Serum samples from immunized mice at week 6 were assayed for the presence of antigen-specific IgG1 and IgG2a antibodies by ELISA. rSasA and the combined vaccine induced the robust production of IgG1 and IgG2a antibodies specific to rSasA (Fig. 2). No significant differences in rSasA IgG1 and IgG2a titers were observed between the rSasA and rSasA + TeNT-Hc groups. Similar results were observed from TeNT-Hc-immunized mice and the combined vaccine-immunized mice (Fig. 2). The combined vaccine induced specific IgG1 and IgG2a titers comparable to rSasA or TeNT-Hc vaccines. Additionally, the antigen-specific IgG1/IgG2a ratio was not influenced by co-administration of the two antigens (data not shown).

Immunized mice were challenged by intraperitoneal inoculation with 3×109 colony-forming units of S. aureus USA300, 6 weeks following primary immunization. Approximately 90% of mice in the control group died within 24 h (Fig. 3A). By contrast, immunized mice survived for 120 h post challenge. All mice immunized with 10 µg rSasA or 10 µg rSasA+10 µg TeNT-HC survived the challenge with symptoms of infection such as temporary leg paralysis.
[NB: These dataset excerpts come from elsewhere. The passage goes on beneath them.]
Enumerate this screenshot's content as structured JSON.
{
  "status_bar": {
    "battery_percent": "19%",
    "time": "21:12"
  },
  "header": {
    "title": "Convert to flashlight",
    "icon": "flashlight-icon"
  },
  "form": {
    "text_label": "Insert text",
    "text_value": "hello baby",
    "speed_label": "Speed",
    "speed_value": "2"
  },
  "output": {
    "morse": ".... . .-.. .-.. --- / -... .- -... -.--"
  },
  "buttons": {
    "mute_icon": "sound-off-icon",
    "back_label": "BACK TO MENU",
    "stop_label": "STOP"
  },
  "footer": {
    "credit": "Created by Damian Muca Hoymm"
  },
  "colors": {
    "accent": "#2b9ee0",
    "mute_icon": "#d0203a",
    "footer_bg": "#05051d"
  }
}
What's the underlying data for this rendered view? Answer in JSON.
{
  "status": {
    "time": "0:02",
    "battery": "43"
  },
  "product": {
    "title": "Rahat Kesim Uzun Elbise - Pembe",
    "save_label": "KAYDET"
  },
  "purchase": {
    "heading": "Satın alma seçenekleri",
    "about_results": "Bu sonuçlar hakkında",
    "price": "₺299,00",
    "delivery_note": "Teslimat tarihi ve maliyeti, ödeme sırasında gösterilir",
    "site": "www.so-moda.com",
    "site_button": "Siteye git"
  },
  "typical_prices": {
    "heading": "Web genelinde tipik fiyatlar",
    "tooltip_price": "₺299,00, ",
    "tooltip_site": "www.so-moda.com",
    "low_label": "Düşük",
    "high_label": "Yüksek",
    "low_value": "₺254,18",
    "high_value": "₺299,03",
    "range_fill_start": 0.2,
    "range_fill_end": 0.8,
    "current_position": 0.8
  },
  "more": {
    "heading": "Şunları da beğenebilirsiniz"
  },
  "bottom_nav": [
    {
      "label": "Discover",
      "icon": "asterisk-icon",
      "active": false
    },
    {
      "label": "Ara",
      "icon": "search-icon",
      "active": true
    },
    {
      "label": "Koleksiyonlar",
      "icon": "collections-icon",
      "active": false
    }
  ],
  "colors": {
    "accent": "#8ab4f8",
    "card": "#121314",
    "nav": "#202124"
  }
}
The mice vaccinated three times with 10 µg TeNT-Hc or 10 µg rSasA + 10 µg TeNT-Hc were challenged with tetanus neurotoxin, and its protective abilities were evaluated. When challenged with 2×103 LD50s of tetanus neurotoxin, TeNT-Hc and the combined vaccine provided excellent protection; 9 mice vaccinated by TeNT-Hc survived and 1 mouse died from tetanus poisoning. All mice vaccinated by 10 µg rSasA + 10 µg TeNT-Hc survived without any observed symptoms (Fig. 3B). However, all mice immunized with aluminum hydroxide adjuvant alone did not survive at 24 h post-challenge.